Motta enfrenta pressão de anistia sob sombra de Arthur Lira
Entre pressões do centrão e influência de Lira, Motta tenta firmar espaço próprio
- Publicado: 13/02/2026
- Alterado: 08/09/2025
- Autor: Redação
- Fonte: Sorria!,
Após sete meses no cargo, Hugo Motta (Republicanos-PB), o mais jovem presidente da Câmara dos Deputados, enfrenta um cenário político repleto de desafios. Sua gestão, marcada por altos e baixos, é frequentemente ofuscada pela influência de seu antecessor, Arthur Lira (PP-AL), que continua a exercer um papel significativo nos bastidores da política nacional.
No mês de agosto, Lira se destacou em várias negociações cruciais, mesmo que sua presença nas mídias e no plenário seja relativamente escassa, refletindo seu estilo discreto ao longo de sua trajetória política. A crise provocada por apoiadores do ex-presidente Jair Bolsonaro resultou em ocupações no plenário da Câmara, onde a resolução foi discutida em um encontro entre Motta e Lira.

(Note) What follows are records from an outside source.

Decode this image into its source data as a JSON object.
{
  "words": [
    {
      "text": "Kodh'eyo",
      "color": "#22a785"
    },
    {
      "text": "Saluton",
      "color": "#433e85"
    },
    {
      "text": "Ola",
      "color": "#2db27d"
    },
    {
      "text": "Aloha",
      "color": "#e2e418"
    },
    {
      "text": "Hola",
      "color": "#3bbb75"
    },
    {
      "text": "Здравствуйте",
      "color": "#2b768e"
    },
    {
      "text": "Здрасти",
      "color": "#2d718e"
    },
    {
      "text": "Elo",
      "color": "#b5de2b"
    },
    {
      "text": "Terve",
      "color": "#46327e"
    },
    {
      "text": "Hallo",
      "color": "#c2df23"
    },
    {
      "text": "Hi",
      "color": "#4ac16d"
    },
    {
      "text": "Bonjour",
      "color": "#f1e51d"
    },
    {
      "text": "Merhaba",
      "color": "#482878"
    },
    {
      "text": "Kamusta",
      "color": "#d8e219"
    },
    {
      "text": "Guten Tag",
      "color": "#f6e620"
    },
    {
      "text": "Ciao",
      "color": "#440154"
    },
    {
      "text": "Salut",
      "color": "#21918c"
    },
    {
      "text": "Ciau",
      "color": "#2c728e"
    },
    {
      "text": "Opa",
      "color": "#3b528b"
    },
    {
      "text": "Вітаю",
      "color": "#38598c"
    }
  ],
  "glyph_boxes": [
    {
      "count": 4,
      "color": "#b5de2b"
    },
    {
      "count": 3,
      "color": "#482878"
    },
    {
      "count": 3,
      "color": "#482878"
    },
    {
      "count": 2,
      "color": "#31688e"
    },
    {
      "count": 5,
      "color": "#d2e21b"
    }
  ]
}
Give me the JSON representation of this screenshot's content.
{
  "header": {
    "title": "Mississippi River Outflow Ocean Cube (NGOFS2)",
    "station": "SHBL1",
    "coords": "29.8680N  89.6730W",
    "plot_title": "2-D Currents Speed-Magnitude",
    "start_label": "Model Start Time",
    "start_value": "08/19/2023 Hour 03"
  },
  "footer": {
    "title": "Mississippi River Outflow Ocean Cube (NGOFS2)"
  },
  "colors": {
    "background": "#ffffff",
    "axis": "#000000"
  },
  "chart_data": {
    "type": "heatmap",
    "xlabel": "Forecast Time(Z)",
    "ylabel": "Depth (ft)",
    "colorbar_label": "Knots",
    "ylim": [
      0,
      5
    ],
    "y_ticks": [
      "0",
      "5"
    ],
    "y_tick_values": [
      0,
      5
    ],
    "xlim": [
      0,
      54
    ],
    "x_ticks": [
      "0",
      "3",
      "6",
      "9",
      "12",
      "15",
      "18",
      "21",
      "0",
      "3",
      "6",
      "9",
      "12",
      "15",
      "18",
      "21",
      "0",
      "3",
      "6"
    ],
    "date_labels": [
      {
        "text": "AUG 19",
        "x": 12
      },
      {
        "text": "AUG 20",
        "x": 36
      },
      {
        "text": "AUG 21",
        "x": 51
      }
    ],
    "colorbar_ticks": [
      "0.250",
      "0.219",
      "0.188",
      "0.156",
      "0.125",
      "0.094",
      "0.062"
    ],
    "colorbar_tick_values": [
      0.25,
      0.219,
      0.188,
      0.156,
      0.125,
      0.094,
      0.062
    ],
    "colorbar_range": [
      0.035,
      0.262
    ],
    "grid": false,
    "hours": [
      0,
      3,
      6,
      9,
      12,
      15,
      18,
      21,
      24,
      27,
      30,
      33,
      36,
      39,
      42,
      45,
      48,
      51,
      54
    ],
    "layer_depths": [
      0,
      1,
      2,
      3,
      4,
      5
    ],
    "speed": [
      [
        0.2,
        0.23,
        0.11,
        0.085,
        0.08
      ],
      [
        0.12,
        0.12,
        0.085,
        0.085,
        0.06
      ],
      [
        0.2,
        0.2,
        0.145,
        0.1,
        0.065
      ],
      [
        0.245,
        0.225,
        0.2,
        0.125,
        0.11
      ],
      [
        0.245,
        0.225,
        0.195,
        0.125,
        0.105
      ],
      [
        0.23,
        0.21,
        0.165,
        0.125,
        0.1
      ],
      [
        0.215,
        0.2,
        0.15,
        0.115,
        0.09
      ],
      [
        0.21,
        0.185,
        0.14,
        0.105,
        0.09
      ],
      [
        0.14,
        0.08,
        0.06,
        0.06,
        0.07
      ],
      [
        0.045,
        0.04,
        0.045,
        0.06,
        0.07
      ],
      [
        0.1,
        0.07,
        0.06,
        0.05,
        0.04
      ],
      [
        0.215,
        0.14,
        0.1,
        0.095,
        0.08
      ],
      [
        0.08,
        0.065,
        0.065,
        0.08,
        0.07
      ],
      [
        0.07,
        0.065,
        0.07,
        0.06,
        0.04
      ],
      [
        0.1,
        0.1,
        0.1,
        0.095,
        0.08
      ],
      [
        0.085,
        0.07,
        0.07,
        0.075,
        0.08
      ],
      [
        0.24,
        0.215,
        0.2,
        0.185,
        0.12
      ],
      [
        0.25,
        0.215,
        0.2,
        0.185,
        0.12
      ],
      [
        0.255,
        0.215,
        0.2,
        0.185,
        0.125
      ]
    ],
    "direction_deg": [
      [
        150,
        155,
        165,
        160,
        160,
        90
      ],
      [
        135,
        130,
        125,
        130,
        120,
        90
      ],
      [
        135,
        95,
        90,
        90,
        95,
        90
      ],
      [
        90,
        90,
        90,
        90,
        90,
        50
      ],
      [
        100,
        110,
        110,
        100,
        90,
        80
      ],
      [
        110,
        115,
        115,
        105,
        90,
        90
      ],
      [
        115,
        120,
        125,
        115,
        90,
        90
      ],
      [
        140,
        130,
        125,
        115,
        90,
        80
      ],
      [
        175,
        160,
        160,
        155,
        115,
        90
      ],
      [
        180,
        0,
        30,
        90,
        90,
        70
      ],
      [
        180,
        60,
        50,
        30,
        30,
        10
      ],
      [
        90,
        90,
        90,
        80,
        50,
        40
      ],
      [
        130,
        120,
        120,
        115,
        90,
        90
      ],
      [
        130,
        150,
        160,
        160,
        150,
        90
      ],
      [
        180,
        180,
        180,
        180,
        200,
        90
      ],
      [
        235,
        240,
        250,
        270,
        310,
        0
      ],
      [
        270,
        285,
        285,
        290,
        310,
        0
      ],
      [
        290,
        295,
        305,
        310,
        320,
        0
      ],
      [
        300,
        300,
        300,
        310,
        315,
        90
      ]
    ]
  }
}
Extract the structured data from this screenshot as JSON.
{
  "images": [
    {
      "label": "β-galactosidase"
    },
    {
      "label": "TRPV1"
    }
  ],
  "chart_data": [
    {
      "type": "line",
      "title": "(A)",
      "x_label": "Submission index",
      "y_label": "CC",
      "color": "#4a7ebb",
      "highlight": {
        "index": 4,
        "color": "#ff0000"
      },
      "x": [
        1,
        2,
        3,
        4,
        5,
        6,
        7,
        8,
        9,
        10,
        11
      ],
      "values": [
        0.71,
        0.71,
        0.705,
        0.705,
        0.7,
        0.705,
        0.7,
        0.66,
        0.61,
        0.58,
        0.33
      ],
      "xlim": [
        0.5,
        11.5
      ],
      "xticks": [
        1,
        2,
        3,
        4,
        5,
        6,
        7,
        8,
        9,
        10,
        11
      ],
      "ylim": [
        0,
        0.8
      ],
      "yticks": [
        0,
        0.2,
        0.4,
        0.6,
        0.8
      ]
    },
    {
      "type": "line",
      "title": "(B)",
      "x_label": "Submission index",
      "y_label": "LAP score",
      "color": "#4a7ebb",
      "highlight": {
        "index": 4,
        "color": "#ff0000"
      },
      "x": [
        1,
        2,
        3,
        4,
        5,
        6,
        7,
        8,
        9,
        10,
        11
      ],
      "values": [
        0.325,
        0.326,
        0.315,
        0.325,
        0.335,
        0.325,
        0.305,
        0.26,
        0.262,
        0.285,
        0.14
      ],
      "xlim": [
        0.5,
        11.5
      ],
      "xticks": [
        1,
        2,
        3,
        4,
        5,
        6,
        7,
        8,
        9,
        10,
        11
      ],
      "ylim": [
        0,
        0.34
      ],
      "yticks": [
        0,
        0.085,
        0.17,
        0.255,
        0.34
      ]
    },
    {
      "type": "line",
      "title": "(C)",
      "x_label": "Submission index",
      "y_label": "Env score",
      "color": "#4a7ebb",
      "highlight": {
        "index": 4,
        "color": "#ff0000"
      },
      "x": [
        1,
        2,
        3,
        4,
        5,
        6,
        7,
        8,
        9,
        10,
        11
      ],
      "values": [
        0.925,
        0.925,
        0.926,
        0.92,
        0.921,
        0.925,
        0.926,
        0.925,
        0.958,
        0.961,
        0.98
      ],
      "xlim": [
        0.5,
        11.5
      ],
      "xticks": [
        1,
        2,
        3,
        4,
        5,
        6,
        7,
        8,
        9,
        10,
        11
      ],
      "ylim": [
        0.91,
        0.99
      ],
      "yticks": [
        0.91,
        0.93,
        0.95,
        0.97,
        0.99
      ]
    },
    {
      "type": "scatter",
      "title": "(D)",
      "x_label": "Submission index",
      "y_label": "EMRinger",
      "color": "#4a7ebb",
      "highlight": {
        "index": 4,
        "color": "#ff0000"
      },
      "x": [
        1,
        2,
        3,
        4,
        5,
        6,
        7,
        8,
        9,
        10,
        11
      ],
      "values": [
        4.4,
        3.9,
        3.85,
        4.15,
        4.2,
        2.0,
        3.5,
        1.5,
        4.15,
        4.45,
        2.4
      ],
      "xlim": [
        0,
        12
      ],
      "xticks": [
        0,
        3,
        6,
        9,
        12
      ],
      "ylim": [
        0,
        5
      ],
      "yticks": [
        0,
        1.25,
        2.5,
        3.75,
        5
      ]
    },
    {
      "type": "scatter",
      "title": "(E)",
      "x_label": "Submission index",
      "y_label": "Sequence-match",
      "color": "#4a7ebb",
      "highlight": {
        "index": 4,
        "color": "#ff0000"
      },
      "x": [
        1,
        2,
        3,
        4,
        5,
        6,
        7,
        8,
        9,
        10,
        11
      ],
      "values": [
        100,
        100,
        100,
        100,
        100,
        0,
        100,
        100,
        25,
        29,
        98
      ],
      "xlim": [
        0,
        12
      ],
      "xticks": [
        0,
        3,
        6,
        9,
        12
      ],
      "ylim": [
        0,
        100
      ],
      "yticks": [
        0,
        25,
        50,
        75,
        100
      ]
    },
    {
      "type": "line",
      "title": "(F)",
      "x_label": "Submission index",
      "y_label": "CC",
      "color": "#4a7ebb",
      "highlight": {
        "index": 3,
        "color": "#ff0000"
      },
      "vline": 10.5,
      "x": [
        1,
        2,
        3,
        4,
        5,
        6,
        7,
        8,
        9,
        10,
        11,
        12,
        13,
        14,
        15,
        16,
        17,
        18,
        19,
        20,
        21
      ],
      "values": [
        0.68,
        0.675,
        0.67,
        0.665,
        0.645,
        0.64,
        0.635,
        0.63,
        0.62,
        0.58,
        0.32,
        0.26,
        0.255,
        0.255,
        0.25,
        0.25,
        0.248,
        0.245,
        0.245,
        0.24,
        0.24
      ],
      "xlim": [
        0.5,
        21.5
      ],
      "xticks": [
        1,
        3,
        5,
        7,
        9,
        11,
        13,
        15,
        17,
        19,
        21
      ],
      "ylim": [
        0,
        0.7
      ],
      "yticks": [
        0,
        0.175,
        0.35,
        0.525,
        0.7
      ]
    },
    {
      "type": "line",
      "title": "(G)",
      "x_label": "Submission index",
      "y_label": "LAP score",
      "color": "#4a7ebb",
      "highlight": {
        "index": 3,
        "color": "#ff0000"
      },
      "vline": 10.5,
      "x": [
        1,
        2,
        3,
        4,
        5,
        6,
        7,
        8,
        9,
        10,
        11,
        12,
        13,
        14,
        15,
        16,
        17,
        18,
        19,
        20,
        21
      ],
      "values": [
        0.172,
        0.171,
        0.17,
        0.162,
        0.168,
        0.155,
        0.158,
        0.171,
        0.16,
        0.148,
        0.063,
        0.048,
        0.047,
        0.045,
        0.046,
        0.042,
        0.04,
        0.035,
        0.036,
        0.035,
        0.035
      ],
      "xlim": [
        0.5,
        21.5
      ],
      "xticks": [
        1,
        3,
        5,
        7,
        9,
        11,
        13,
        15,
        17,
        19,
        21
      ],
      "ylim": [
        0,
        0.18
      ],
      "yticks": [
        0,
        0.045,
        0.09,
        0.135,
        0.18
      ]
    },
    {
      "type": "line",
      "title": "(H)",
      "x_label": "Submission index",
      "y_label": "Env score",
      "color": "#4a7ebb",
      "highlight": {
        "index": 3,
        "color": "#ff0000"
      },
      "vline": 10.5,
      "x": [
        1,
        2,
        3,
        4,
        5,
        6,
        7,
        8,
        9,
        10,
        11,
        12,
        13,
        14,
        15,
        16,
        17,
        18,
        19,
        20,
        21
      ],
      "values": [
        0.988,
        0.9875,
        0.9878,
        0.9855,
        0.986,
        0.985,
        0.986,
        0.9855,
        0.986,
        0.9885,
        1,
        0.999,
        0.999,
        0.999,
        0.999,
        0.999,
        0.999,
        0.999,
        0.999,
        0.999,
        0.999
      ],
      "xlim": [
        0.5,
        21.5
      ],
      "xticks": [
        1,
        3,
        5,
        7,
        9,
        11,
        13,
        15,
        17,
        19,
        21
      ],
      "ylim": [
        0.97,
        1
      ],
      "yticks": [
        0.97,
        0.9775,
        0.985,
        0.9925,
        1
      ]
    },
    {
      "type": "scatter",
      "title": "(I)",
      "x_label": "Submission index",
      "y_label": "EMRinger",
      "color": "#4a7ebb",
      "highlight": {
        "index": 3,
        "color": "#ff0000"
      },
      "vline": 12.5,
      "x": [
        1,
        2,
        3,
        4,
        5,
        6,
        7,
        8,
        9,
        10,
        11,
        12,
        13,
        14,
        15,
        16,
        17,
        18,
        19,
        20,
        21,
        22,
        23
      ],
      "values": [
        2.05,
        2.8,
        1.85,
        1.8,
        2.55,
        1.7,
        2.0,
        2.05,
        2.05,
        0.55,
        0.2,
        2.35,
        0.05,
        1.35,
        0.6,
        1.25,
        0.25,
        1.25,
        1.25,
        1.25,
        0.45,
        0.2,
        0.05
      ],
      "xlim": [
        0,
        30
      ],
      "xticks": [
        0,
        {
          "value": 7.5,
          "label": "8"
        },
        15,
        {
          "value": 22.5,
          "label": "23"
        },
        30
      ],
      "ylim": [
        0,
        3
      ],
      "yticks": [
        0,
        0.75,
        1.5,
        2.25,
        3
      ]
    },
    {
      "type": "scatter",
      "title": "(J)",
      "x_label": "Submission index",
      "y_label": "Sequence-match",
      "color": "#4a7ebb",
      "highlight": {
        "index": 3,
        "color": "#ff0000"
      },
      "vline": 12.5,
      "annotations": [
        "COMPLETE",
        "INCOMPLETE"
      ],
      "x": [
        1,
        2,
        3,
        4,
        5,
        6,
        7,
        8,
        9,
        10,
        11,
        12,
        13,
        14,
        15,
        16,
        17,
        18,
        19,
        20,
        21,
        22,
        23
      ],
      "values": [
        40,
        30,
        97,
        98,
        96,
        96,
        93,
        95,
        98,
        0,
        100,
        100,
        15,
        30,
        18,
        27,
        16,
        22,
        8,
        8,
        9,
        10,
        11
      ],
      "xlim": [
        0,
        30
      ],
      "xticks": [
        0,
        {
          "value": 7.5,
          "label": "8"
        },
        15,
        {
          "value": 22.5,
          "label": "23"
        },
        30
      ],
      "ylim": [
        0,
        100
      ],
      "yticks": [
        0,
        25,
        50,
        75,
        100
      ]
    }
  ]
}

Foi nesse mesmo gabinete que se firmou um acordo com bolsonaristas, permitindo que Motta retomasse a presidência após um breve impasse. O novo presidente enfrentou dificuldades para fazer cumprir sua autoridade quando alguns deputados de oposição resistiram em deixar seus postos, o que quase levou à sua saída do cargo.
Motta tentou suspender os mandatos desses parlamentares opositores, mas não obteve apoio suficiente dentro da Mesa Diretora da Câmara. Para tentar preservar sua liderança, ele optou por não colocar imediatamente em votação os termos do acordo que não havia participado, embora a pressão sobre ele continuasse intensa.
Em seguida, a Câmara se preparou para discutir a PEC da blindagem, uma proposta apoiada por Lira e pelo centrão, que busca garantir imunidade a parlamentares em processos e investigações. Essa proposta já havia sido rejeitada anteriormente e gerou resistência de diversos partidos, levando Motta a adiar a votação.
A discussão sobre a anistia ganhou força nas semanas seguintes, especialmente após o governador Tarcísio de Freitas (Republicanos-SP) mobilizar esforços para viabilizar uma votação favorável ao ex-presidente Jair Bolsonaro e outros acusados de participar de atos golpistas. Em um giro inesperado, Motta manifestou a possibilidade de colocar essa questão em pauta pública.
Até então relutante em ceder às pressões, ele tem defendido publicamente um texto mais moderado em comparação com as propostas mais extremas apresentadas por aliados bolsonaristas. O clima se intensificou após uma visita de Lira a Bolsonaro em Brasília, onde as discussões sobre a votação da proposta tomaram novos rumos.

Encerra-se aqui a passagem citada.